You assume that exponentation of real numbers by real numbers satisfies $a^{p \cdot q}= (a^p)^q$. However, it is not that simple. It is true for any $a \in \mathbb R$ and any $p,q \in \mathbb N$. But what is $a^x$ for a non-integer $x$? For $a > 0$ there are various approaches to define it.
(a) $a^x = e^{x \ln a}$ for all $x \in \mathbb R$.
(b) $a^{r/s} = \sqrt[s]{a^r}$ for all $r/s \in \mathbb Q$ where we understand $s \in \mathbb N$.
The second approach can be used to define $a^x$ as $\lim_{r/s \to x} a^{r/s}$, but this requires some work.
For $a >0$ both approaches yield $a^{x \cdot y}= (a^x)^y$ for $x,y \in \mathbb R$ resp. $x,y\in \mathbb Q$.

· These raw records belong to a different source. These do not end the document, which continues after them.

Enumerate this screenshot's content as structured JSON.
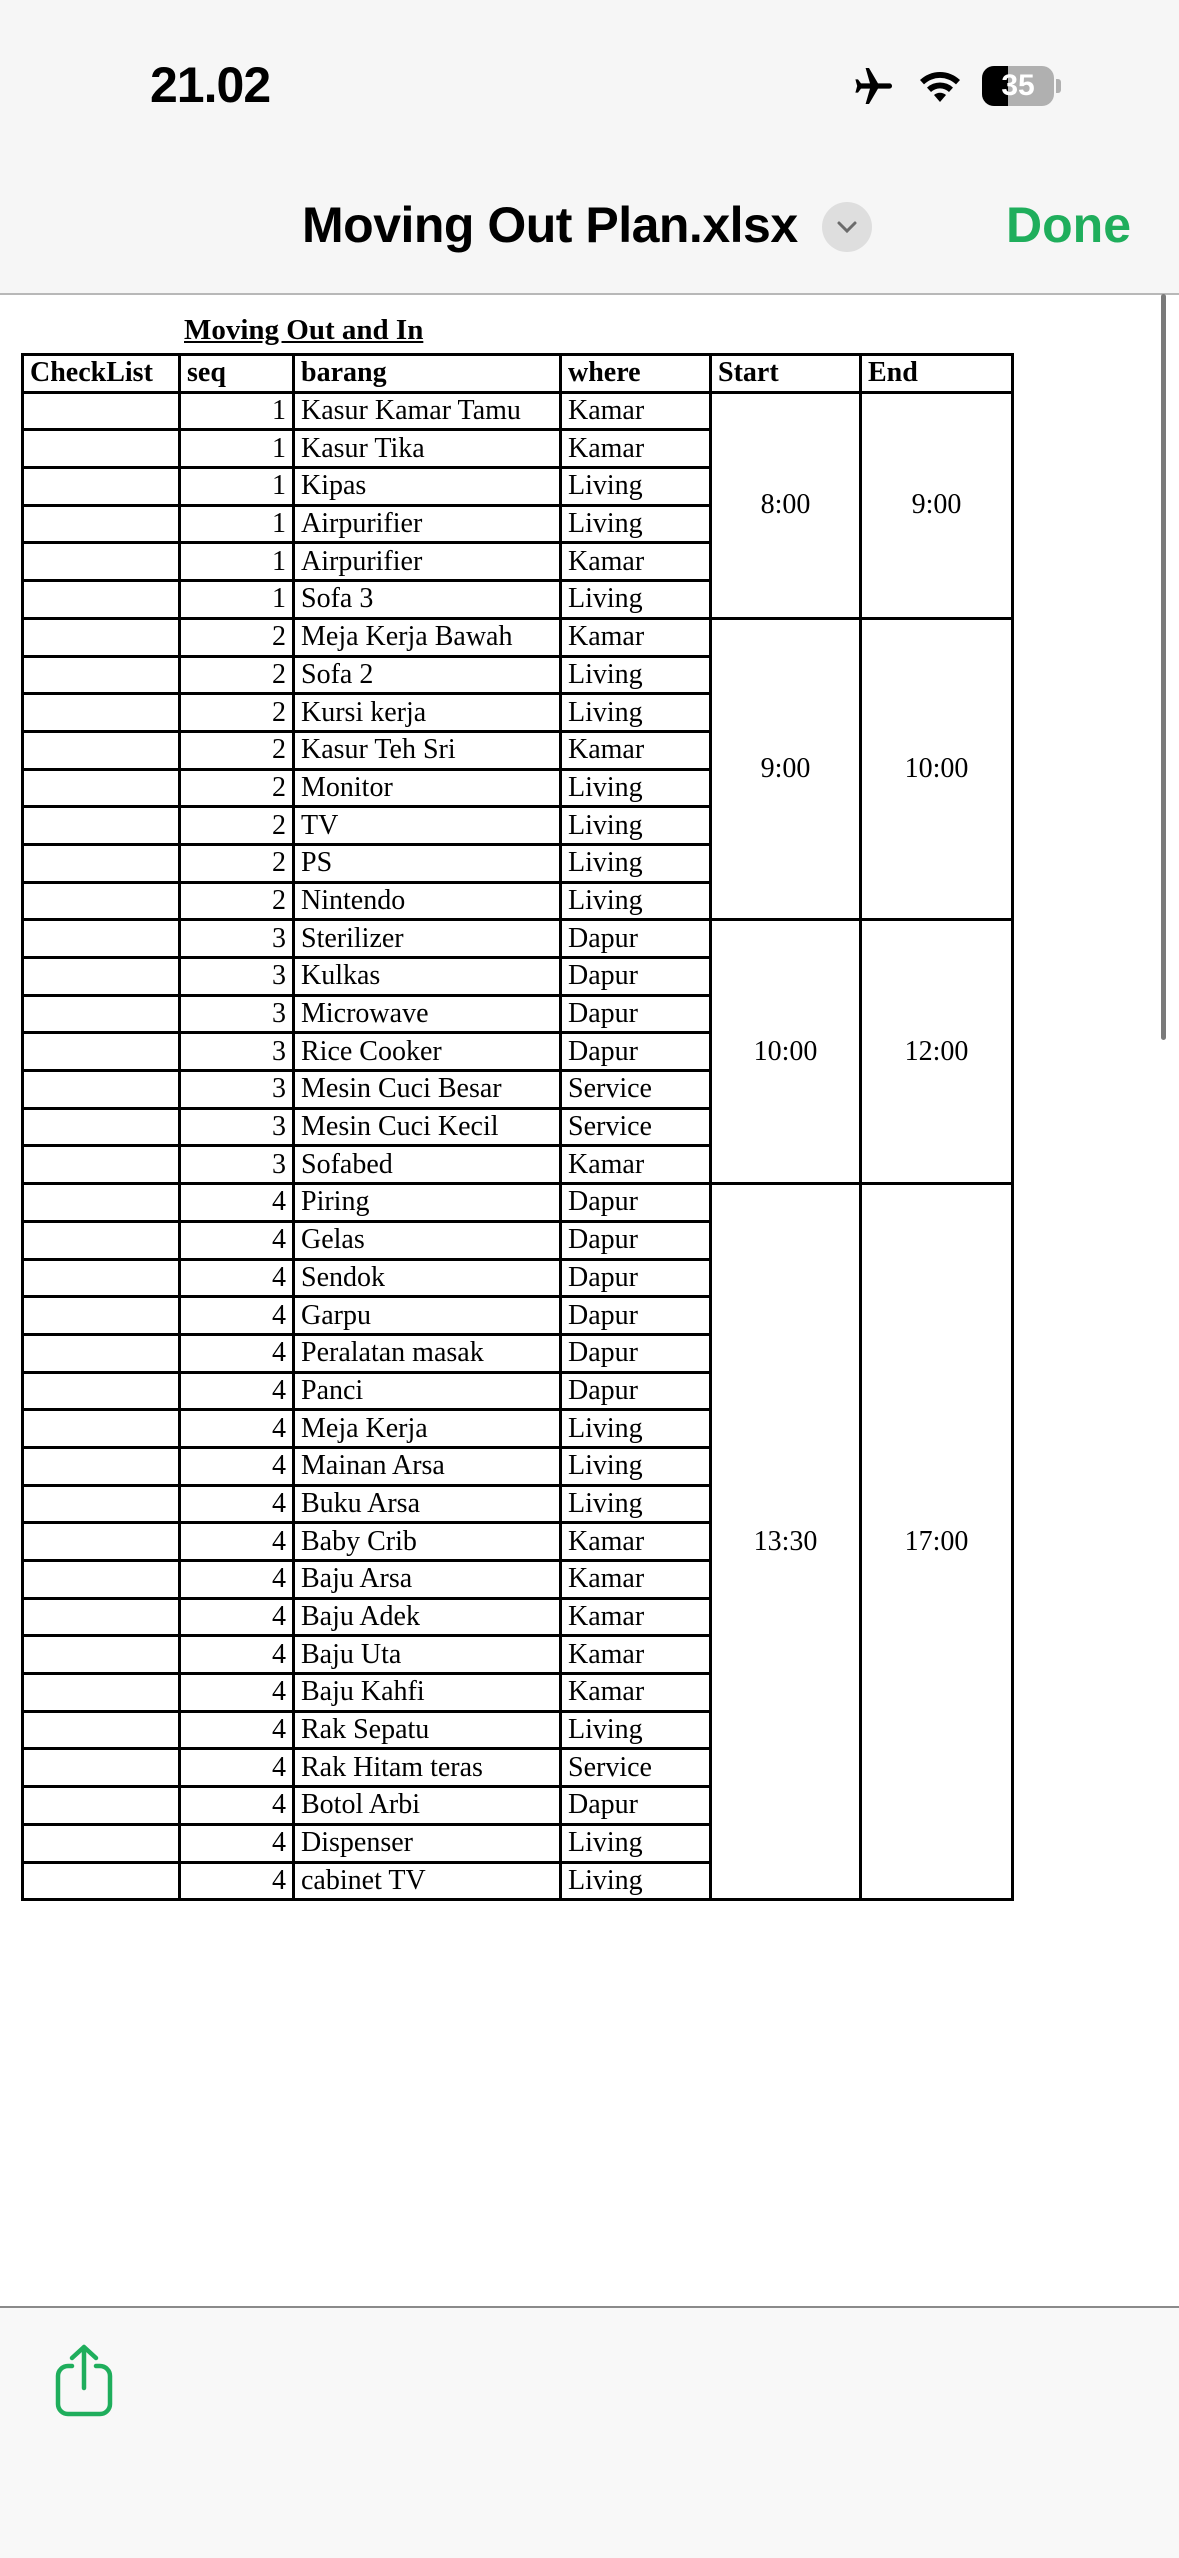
{
  "status_bar": {
    "time": "21.02",
    "battery": "35"
  },
  "header": {
    "title": "Moving Out Plan.xlsx",
    "done_label": "Done",
    "accent_color": "#1fae5c"
  },
  "sheet": {
    "title": "Moving Out and In",
    "columns": [
      "CheckList",
      "seq",
      "barang",
      "where",
      "Start",
      "End"
    ],
    "groups": [
      {
        "start": "8:00",
        "end": "9:00",
        "rows": [
          {
            "seq": "1",
            "barang": "Kasur Kamar Tamu",
            "where": "Kamar"
          },
          {
            "seq": "1",
            "barang": "Kasur Tika",
            "where": "Kamar"
          },
          {
            "seq": "1",
            "barang": "Kipas",
            "where": "Living"
          },
          {
            "seq": "1",
            "barang": "Airpurifier",
            "where": "Living"
          },
          {
            "seq": "1",
            "barang": "Airpurifier",
            "where": "Kamar"
          },
          {
            "seq": "1",
            "barang": "Sofa 3",
            "where": "Living"
          }
        ]
      },
      {
        "start": "9:00",
        "end": "10:00",
        "rows": [
          {
            "seq": "2",
            "barang": "Meja Kerja Bawah",
            "where": "Kamar"
          },
          {
            "seq": "2",
            "barang": "Sofa 2",
            "where": "Living"
          },
          {
            "seq": "2",
            "barang": "Kursi kerja",
            "where": "Living"
          },
          {
            "seq": "2",
            "barang": "Kasur Teh Sri",
            "where": "Kamar"
          },
          {
            "seq": "2",
            "barang": "Monitor",
            "where": "Living"
          },
          {
            "seq": "2",
            "barang": "TV",
            "where": "Living"
          },
          {
            "seq": "2",
            "barang": "PS",
            "where": "Living"
          },
          {
            "seq": "2",
            "barang": "Nintendo",
            "where": "Living"
          }
        ]
      },
      {
        "start": "10:00",
        "end": "12:00",
        "rows": [
          {
            "seq": "3",
            "barang": "Sterilizer",
            "where": "Dapur"
          },
          {
            "seq": "3",
            "barang": "Kulkas",
            "where": "Dapur"
          },
          {
            "seq": "3",
            "barang": "Microwave",
            "where": "Dapur"
          },
          {
            "seq": "3",
            "barang": "Rice Cooker",
            "where": "Dapur"
          },
          {
            "seq": "3",
            "barang": "Mesin Cuci Besar",
            "where": "Service"
          },
          {
            "seq": "3",
            "barang": "Mesin Cuci Kecil",
            "where": "Service"
          },
          {
            "seq": "3",
            "barang": "Sofabed",
            "where": "Kamar"
          }
        ]
      },
      {
        "start": "13:30",
        "end": "17:00",
        "rows": [
          {
            "seq": "4",
            "barang": "Piring",
            "where": "Dapur"
          },
          {
            "seq": "4",
            "barang": "Gelas",
            "where": "Dapur"
          },
          {
            "seq": "4",
            "barang": "Sendok",
            "where": "Dapur"
          },
          {
            "seq": "4",
            "barang": "Garpu",
            "where": "Dapur"
          },
          {
            "seq": "4",
            "barang": "Peralatan masak",
            "where": "Dapur"
          },
          {
            "seq": "4",
            "barang": "Panci",
            "where": "Dapur"
          },
          {
            "seq": "4",
            "barang": "Meja Kerja",
            "where": "Living"
          },
          {
            "seq": "4",
            "barang": "Mainan Arsa",
            "where": "Living"
          },
          {
            "seq": "4",
            "barang": "Buku Arsa",
            "where": "Living"
          },
          {
            "seq": "4",
            "barang": "Baby Crib",
            "where": "Kamar"
          },
          {
            "seq": "4",
            "barang": "Baju Arsa",
            "where": "Kamar"
          },
          {
            "seq": "4",
            "barang": "Baju Adek",
            "where": "Kamar"
          },
          {
            "seq": "4",
            "barang": "Baju Uta",
            "where": "Kamar"
          },
          {
            "seq": "4",
            "barang": "Baju Kahfi",
            "where": "Kamar"
          },
          {
            "seq": "4",
            "barang": "Rak Sepatu",
            "where": "Living"
          },
          {
            "seq": "4",
            "barang": "Rak Hitam teras",
            "where": "Service"
          },
          {
            "seq": "4",
            "barang": "Botol Arbi",
            "where": "Dapur"
          },
          {
            "seq": "4",
            "barang": "Dispenser",
            "where": "Living"
          },
          {
            "seq": "4",
            "barang": "cabinet TV",
            "where": "Living"
          }
        ]
      }
    ]
  },
  "toolbar": {
    "share_icon": "share-icon"
  }
}
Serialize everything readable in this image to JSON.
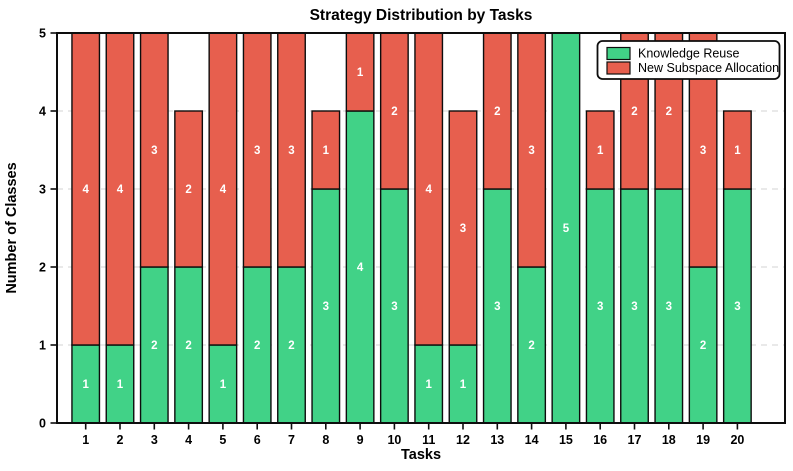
{
  "chart_data": {
    "type": "bar",
    "stacked": true,
    "title": "Strategy Distribution by Tasks",
    "xlabel": "Tasks",
    "ylabel": "Number of Classes",
    "categories": [
      "1",
      "2",
      "3",
      "4",
      "5",
      "6",
      "7",
      "8",
      "9",
      "10",
      "11",
      "12",
      "13",
      "14",
      "15",
      "16",
      "17",
      "18",
      "19",
      "20"
    ],
    "series": [
      {
        "name": "Knowledge Reuse",
        "color": "#41d287",
        "values": [
          1,
          1,
          2,
          2,
          1,
          2,
          2,
          3,
          4,
          3,
          1,
          1,
          3,
          2,
          5,
          3,
          3,
          3,
          2,
          3
        ]
      },
      {
        "name": "New Subspace Allocation",
        "color": "#e75f4e",
        "values": [
          4,
          4,
          3,
          2,
          4,
          3,
          3,
          1,
          1,
          2,
          4,
          3,
          2,
          3,
          0,
          1,
          2,
          2,
          3,
          1
        ]
      }
    ],
    "ylim": [
      0,
      5
    ],
    "yticks": [
      "0",
      "1",
      "2",
      "3",
      "4",
      "5"
    ],
    "grid": true,
    "grid_style": "dashed",
    "grid_color": "#dcdcdc",
    "edge_color": "#0d0d0d",
    "bar_label_color": "#ffffff",
    "legend_position": "upper-right"
  }
}
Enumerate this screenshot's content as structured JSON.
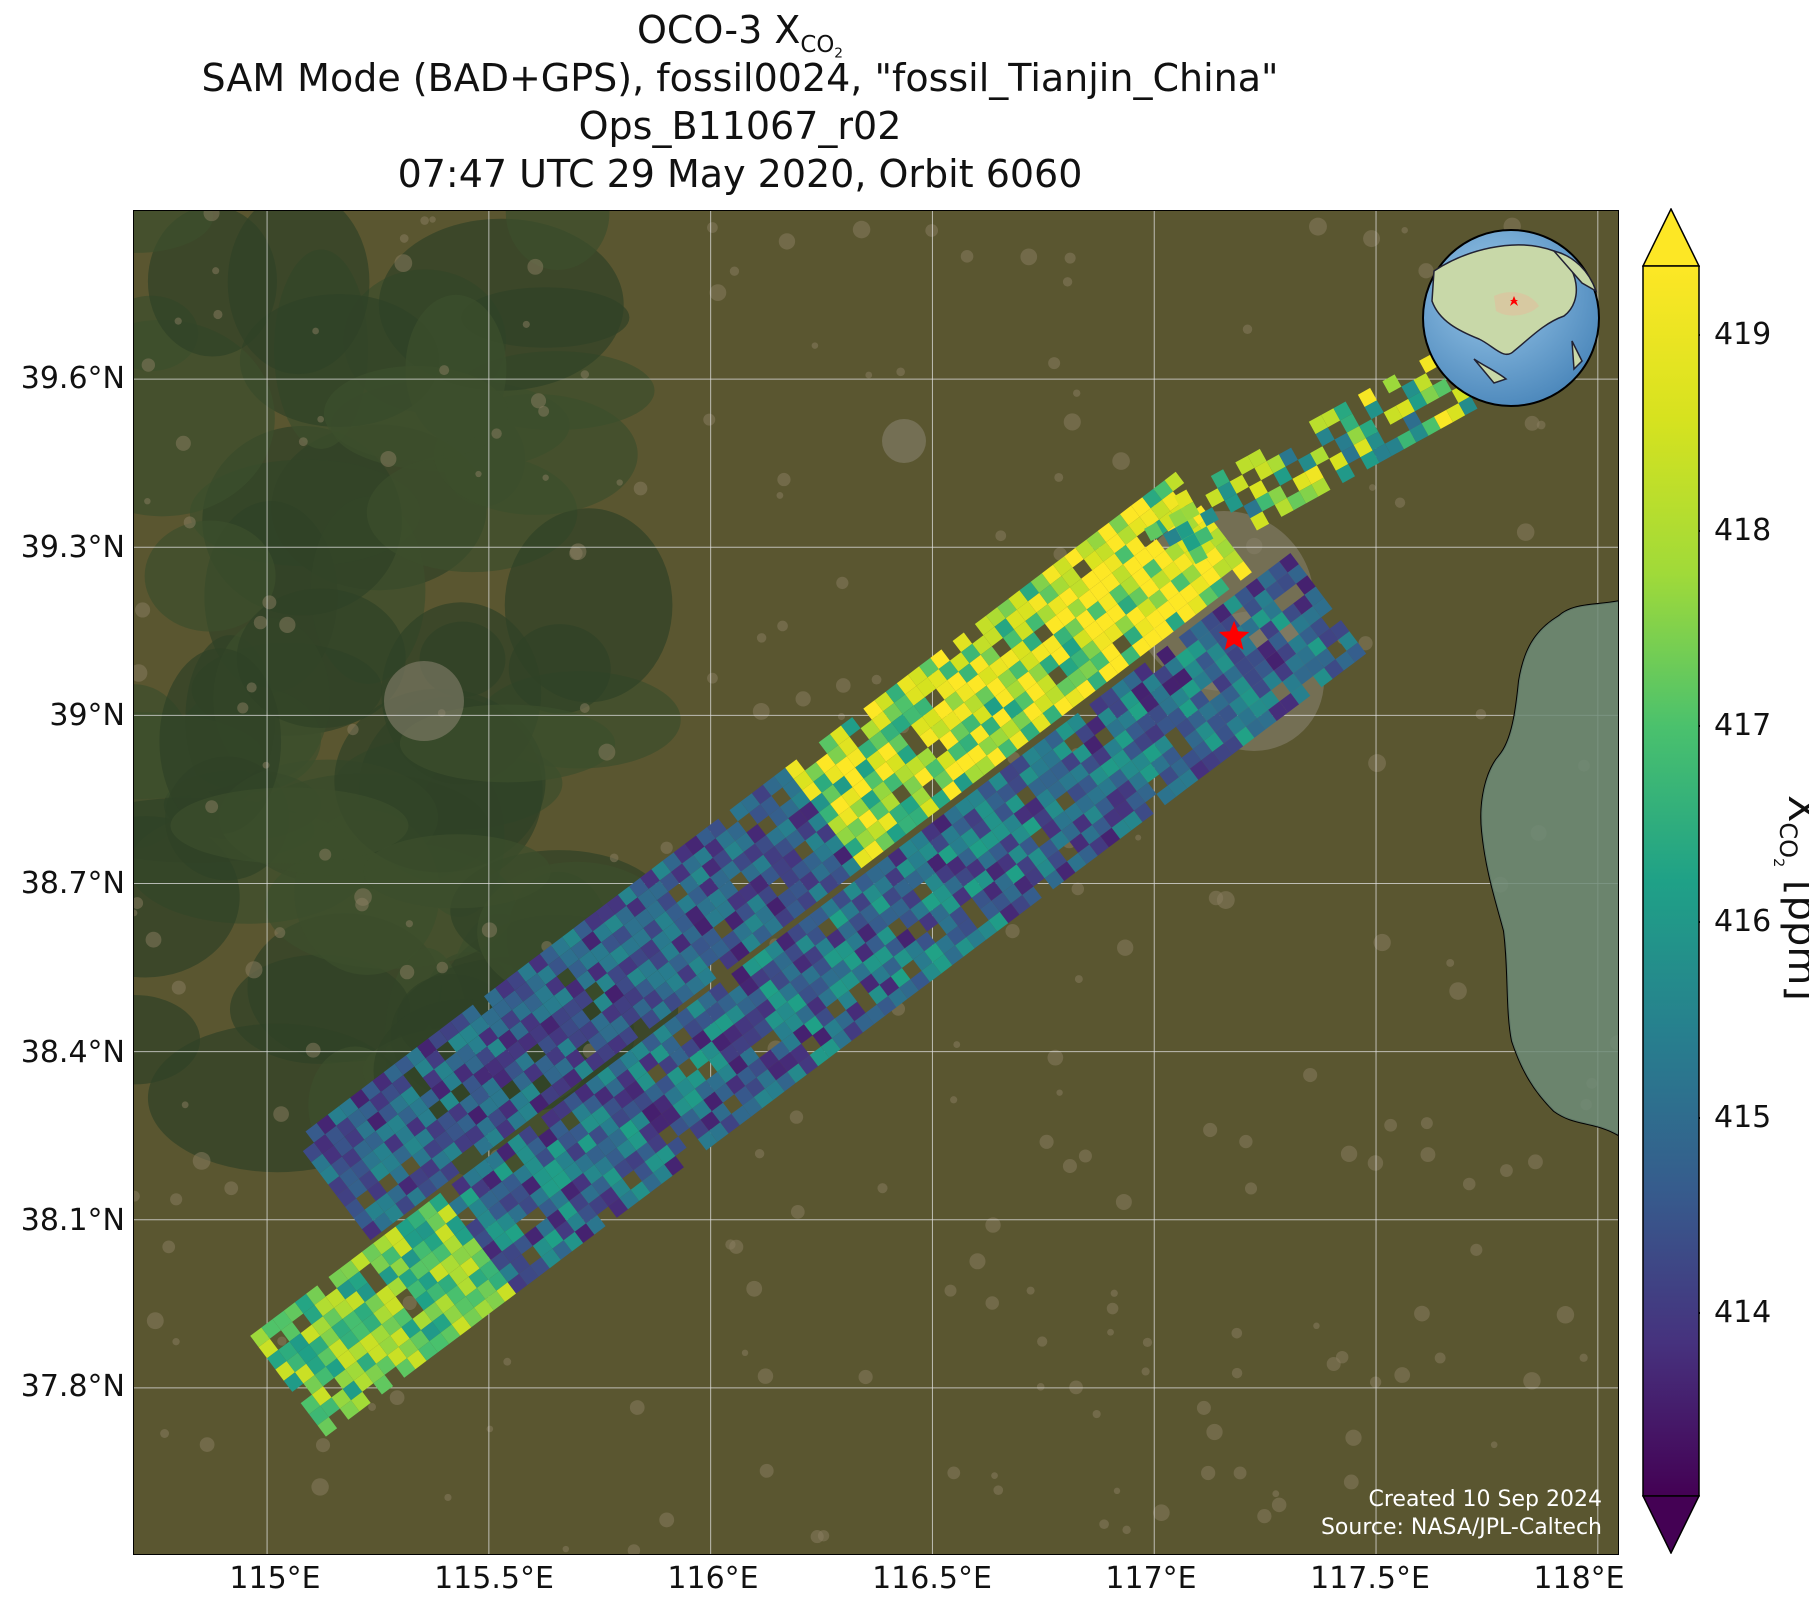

For $a < 0$ we get troubles. The first approach fails beacuse $\ln a$ is not defined (as a real number). The second approach has serious problems:
(1) It can only work when $r$ is even or $s$ is odd, otherwise you get something undefined (at least if you want a real value for $a^{r/s}$).
(2) If both $r,s$ are even, then the $s$-th root has two possible values (a positive and a negative). You may think that we should always choose the positive value, but the consequences would be unpleasant as you will in the next point.
(3) We should expect that $a^{r/s} = a^{u/v}$ if $r/s = u/v$. But if both $r, s$ are odd, then $a^{r/s}$ is negative whereas $a^{2r/2s}$ is positive.
Choosing always the negative value for the $s$-th root, $s$ even, produces the same problem (consider $r$ even, $s$ odd). And choosing in an ad-hoc way cannot be a serious approach.
Thus, if $a < 0$, you cannot expect $a^{x \cdot y}= (a^x)^y$ to be true no matter how you define $a^{r/s}$. In your question you gaveHere is an example, similar to your question:
$$((-1)^2)^{1/2} = 1^{1/2}= \sqrt{1} = 1 \ne (-1)^{2 \cdot 1/2} = (-1)^1 = -1$$ if we choose the positive root.
The lesson is: Be careful when using $a^{x \cdot y}= (a^x)^y$.